One response to this criticism would be to reclassify the states correctly and then reestimate both sets of regressions. The problem for the border regressions is that Massachusetts's and Wisconsin's borders with judicial and nonjudicial states respectively are sparsely populated and do not meet the authors' criteria for inclusion in the border sample. For example, farms and weekend homes comprise most of the properties in border ZIP codes between western Massachusetts and southern Vermont.

Misclassification proves detrimental to the identification strategy
As the authors have written the paper, they claim to find big differences in ZIP-code-level outcomes based on the judicial/nonjudicial classification. However, they use regressions with the wrong classification for most of the comparisons. If the identification strategy worked as the authors had hoped, their regressions would have implied that there are no important differences on either side of most judicial/nonjudicial borders because these borders in fact separated states with similar laws. However, because the regressions instead reported significant differences, some other important sources of heterogeneity across the state lines must exist—and if the authors can't control for heterogeneity across, say, the Massachusetts–Rhode Island border, the reader can't be expected to have confidence in their ability to control for unobserved differences between Massachusetts and Nevada.

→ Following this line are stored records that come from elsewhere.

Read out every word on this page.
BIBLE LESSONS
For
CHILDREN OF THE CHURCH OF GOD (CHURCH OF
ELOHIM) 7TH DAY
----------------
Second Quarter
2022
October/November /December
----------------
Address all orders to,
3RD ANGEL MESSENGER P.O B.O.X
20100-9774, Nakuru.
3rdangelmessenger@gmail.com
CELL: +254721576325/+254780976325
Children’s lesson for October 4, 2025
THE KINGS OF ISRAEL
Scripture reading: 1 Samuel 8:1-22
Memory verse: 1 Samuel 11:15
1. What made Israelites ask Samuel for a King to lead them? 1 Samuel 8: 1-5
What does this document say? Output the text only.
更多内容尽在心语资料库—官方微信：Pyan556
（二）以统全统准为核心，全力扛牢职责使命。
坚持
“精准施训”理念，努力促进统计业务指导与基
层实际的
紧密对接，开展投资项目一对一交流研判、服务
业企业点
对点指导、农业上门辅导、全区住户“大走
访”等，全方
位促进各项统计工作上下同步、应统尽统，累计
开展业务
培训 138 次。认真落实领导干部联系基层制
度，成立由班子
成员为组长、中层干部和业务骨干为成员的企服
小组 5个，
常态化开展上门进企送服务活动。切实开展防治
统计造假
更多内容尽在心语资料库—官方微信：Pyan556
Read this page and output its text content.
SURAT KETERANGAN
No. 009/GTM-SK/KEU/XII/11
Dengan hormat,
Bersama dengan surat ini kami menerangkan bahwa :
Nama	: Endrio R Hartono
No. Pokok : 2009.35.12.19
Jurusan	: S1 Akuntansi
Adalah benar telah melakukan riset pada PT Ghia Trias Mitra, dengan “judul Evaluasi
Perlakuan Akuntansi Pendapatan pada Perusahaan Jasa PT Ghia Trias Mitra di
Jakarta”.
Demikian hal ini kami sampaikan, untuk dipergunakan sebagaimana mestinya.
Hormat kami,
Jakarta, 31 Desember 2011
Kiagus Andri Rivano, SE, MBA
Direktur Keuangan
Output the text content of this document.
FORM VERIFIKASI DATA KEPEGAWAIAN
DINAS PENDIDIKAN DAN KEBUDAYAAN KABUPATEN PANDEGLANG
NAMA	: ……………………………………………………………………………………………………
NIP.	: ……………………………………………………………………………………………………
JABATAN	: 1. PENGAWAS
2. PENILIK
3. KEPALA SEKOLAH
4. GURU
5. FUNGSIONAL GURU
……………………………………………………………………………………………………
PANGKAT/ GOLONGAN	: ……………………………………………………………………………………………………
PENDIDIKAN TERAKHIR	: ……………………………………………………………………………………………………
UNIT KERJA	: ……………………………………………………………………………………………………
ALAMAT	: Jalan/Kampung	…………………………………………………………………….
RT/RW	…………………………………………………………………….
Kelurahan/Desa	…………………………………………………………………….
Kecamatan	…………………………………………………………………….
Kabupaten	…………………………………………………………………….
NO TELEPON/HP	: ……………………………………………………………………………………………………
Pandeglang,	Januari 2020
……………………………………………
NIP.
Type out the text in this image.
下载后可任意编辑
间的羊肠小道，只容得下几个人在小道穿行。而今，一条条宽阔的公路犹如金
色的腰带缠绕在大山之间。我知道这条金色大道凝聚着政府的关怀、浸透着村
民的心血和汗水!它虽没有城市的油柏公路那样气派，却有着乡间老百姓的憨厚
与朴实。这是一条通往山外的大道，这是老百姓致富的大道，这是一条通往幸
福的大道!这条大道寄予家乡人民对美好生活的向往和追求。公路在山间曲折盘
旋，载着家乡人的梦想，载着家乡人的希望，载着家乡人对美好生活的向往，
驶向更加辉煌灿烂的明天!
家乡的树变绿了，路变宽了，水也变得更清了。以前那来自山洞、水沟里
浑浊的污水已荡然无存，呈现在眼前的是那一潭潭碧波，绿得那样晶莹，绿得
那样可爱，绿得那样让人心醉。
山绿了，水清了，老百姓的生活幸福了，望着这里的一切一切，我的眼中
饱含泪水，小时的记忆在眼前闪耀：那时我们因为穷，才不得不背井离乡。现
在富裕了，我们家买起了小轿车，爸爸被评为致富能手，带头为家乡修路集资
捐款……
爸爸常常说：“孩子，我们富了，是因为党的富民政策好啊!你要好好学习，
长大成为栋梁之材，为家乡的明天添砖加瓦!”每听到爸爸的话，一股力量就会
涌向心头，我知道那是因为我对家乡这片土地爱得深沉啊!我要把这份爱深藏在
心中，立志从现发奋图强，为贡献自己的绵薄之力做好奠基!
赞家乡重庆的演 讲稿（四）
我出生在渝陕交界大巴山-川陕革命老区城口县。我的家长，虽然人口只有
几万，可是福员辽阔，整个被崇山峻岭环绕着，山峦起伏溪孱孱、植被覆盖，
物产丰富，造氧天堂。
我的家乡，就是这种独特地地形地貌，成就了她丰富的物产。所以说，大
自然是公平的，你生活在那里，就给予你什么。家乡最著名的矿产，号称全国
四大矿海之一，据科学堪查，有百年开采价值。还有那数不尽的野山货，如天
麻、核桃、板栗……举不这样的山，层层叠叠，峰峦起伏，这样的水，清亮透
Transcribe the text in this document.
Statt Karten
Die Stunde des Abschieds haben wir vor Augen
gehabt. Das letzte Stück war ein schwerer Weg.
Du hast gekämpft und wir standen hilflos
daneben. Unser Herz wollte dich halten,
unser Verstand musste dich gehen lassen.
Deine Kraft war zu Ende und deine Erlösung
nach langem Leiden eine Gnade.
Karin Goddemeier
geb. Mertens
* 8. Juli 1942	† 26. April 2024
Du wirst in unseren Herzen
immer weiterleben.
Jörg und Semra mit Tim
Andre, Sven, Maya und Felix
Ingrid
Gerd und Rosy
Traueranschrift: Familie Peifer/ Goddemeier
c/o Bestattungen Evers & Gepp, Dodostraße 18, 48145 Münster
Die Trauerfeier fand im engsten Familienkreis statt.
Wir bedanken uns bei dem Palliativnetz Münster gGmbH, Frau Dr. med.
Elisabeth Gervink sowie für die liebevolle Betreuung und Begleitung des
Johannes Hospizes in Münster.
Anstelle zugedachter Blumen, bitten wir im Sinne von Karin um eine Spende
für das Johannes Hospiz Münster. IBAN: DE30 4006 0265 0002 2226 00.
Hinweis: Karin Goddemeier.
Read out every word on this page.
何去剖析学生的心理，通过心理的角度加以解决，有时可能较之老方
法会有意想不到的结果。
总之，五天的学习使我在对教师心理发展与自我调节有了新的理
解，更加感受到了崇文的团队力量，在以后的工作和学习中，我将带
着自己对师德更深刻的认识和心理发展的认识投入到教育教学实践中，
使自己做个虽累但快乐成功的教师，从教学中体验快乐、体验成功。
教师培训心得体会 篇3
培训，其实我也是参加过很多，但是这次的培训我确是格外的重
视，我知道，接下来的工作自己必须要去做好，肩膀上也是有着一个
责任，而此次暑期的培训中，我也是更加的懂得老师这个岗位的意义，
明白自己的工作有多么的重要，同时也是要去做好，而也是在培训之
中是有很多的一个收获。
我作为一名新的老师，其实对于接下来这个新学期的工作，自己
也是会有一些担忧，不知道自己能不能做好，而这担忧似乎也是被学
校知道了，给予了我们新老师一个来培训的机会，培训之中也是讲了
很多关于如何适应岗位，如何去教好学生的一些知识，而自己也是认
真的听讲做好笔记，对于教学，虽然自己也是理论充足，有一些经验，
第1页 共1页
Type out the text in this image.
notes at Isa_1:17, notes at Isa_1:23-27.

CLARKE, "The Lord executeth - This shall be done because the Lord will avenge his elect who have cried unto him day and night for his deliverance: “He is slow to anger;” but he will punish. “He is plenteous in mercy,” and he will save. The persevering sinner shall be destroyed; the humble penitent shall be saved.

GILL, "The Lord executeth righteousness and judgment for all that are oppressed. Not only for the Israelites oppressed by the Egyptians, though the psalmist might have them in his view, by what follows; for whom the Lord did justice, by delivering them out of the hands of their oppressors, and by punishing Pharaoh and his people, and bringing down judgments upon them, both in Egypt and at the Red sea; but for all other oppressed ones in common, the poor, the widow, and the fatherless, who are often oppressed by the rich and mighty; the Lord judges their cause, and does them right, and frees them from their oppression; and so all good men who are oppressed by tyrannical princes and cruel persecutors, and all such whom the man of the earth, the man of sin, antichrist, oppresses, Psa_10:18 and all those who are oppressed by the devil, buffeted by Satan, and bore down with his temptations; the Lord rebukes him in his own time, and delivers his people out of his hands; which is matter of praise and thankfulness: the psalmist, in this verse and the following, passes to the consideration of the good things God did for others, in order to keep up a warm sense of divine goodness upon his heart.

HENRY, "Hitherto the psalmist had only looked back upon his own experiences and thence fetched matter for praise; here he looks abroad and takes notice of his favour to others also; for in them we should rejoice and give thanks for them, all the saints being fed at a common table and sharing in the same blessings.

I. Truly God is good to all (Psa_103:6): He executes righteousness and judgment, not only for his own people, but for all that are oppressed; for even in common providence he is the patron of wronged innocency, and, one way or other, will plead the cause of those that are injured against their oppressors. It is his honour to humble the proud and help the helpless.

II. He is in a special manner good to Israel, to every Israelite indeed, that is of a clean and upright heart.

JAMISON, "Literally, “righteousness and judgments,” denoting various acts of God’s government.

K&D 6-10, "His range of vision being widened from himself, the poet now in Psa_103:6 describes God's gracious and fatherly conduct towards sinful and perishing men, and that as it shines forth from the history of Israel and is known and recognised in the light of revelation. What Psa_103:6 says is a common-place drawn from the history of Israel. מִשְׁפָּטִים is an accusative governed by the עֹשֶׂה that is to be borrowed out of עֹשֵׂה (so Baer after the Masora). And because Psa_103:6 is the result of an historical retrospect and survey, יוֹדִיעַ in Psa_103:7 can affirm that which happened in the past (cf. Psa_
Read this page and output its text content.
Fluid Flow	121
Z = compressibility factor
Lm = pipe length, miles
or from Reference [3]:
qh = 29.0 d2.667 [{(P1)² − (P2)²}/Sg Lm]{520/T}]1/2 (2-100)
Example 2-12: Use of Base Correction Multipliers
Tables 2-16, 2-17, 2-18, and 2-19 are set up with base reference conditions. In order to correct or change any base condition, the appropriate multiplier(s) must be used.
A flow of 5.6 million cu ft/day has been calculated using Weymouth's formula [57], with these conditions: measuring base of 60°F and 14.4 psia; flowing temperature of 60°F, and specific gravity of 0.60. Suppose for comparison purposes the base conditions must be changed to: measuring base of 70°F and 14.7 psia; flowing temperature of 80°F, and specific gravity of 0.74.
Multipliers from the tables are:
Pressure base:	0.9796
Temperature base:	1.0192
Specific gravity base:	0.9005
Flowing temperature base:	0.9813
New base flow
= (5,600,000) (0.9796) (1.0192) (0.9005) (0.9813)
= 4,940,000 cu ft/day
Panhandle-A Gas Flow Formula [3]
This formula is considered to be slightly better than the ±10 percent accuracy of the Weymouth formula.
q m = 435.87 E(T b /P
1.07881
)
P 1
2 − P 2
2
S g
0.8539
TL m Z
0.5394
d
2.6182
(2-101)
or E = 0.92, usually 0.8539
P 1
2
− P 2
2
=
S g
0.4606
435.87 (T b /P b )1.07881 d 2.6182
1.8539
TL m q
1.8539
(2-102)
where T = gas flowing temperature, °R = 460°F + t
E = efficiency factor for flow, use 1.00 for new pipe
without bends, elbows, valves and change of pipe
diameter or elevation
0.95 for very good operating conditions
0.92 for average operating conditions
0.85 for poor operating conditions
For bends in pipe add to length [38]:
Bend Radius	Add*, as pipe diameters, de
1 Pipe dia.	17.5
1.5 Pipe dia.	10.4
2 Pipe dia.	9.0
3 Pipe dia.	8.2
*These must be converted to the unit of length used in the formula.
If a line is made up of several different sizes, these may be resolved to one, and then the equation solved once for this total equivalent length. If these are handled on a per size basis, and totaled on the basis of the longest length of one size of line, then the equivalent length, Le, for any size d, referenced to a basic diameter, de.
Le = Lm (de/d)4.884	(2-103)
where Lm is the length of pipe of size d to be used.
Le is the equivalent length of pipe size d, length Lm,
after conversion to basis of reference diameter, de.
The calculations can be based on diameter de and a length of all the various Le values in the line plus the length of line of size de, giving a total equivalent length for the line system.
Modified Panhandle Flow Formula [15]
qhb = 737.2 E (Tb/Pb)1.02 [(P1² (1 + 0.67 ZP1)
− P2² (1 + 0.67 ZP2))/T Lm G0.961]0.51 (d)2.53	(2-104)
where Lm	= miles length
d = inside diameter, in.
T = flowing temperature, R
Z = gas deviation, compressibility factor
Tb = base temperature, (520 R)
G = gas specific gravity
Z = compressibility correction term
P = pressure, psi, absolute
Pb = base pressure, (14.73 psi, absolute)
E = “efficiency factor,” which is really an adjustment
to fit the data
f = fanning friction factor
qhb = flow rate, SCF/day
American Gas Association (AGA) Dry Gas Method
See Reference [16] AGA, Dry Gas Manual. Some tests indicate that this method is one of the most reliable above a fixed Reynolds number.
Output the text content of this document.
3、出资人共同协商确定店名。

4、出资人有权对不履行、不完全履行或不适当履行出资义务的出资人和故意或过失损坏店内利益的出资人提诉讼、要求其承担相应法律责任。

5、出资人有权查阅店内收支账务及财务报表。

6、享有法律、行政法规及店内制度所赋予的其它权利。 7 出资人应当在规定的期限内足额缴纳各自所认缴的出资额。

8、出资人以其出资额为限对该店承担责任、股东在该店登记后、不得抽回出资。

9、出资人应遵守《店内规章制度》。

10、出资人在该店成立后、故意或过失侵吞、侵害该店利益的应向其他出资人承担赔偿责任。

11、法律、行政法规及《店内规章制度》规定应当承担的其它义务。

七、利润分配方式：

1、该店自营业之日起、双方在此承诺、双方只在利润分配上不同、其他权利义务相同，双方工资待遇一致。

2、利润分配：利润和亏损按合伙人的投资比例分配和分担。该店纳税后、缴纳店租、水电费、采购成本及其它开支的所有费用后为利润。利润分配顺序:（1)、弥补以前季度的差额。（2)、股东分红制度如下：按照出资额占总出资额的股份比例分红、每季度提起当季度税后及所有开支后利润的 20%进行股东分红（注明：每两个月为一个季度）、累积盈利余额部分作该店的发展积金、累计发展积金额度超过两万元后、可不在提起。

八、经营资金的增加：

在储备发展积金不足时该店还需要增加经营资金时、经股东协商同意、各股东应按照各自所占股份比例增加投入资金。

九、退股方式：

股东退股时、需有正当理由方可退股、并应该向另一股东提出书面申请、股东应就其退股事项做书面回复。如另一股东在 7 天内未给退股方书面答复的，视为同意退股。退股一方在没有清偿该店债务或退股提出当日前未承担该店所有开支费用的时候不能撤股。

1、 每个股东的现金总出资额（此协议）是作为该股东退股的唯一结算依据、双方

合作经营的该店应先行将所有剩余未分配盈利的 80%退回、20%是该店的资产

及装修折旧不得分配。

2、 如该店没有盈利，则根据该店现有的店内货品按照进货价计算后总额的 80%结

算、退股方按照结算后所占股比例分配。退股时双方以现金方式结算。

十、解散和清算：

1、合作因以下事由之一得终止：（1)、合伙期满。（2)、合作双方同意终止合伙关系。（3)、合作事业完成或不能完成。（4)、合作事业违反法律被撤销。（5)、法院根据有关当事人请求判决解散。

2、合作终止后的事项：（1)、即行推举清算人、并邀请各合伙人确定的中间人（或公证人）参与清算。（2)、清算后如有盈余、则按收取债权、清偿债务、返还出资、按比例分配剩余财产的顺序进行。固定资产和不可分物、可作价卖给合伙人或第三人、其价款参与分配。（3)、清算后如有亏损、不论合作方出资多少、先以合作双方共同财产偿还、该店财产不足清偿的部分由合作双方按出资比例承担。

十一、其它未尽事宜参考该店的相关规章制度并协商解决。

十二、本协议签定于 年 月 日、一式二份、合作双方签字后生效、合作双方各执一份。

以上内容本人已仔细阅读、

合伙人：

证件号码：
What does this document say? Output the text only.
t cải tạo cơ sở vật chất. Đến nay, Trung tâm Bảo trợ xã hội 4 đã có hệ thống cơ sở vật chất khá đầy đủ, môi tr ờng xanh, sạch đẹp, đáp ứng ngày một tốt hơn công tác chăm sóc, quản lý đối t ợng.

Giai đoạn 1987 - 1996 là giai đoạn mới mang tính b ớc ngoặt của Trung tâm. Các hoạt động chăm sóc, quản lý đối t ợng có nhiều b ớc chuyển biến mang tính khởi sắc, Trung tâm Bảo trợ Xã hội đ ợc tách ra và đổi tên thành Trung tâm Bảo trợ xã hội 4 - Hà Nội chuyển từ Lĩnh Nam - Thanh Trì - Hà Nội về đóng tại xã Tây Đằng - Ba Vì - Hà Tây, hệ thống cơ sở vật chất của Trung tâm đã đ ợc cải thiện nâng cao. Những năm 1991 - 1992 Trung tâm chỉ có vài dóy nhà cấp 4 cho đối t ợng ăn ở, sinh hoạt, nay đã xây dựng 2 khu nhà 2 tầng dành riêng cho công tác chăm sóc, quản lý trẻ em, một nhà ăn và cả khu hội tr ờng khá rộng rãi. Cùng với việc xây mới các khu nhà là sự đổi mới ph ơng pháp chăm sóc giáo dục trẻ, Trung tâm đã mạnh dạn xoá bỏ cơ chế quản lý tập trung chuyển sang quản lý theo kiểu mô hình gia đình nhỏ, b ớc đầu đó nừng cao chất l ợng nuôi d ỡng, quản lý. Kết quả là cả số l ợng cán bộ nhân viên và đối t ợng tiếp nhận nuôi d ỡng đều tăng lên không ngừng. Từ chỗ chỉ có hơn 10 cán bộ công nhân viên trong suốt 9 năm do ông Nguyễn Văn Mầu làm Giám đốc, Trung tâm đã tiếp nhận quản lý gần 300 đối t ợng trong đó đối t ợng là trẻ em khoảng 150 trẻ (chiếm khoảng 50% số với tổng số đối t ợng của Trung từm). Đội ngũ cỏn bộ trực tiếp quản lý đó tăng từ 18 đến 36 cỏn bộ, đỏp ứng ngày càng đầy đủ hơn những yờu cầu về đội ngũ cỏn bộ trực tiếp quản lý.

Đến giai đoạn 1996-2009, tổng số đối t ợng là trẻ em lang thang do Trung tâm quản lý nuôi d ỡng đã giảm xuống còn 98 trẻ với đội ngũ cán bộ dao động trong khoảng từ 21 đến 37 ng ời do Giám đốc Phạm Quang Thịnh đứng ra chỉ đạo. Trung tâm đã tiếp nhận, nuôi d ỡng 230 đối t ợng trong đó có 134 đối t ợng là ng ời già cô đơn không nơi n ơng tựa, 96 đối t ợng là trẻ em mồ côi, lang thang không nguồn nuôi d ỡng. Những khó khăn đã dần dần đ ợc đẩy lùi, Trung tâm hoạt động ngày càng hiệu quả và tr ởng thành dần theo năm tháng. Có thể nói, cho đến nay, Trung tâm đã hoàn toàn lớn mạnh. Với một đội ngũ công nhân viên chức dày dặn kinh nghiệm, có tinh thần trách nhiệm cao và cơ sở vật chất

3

Another way of putting this is that the authors have inadvertently performed and failed a falsification, or placebo, test on their data. They estimated their regressions on a sample of borders that are, for the most part, not characterized by differences in foreclosure laws, at least in terms of the judicial/nonjudicial classification, and found large effects where they should have found none. In our opinion, this is very strong evidence against their claim that judicial/nonjudicial foreclosure laws are a valid instrument for foreclosure rates. Even if the authors correctly reclassify the states and reestimate the IV regressions for the border sample, this failed falsification test still sheds doubt on the entire empirical strategy.

In addition to this primary critique, we also found some other important drawbacks in the analysis. For readers that are interested in learning more about these issues, here is a detailed discussion.

We remain unconvinced by the authors' claim that exogenous increases in foreclosures substantially reduce housing prices. This issue, of the link between foreclosure and house prices, is of first-order importance to policymakers, who struggle not only with the foreclosure problem itself but also with the potential effects of foreclosures on the economic recovery. However, the authors' research strategy is unlikely to be helpful in addressing these problems given the deep conceptual issues it did not deal with and the poor data on which it is based.

Photo of Kris GerardiKris Gerardi
Research economist and assistant policy adviser at the Federal Reserve Bank of Atlanta


Photo of Paul WillenPaul Willen
Research economist and policy adviser at the Boston Fed

1 Moreover, one of the main stylized demographic facts about the United States in the last 50 years has been the spread of population south and west across the country. Indeed, for the past 25 years, population has consistently and steadily grown twice as fast in the states the authors identify as nonjudicial compared to the states they identify as judicial.

2 Arguably, the authors misclassify as many as six states: the two listed plus Maryland, Nebraska, New Mexico, and Iowa. However, as we explain below, it's the misclassification of Massachusetts and Wisconsin that dramatically affects their results.

3 The authors are aware that there are alternative classifications but view the discrepancies as minimal, relegating the following comment to a footnote: "The only states that differ across these three classifications are Massachusetts, Nebraska, Oklahoma, Rhode Island, and Wisconsin." It is unclear whether they were aware that two of those states accounted for most of their border sample and that their border sample specification was not robust to the alternatives.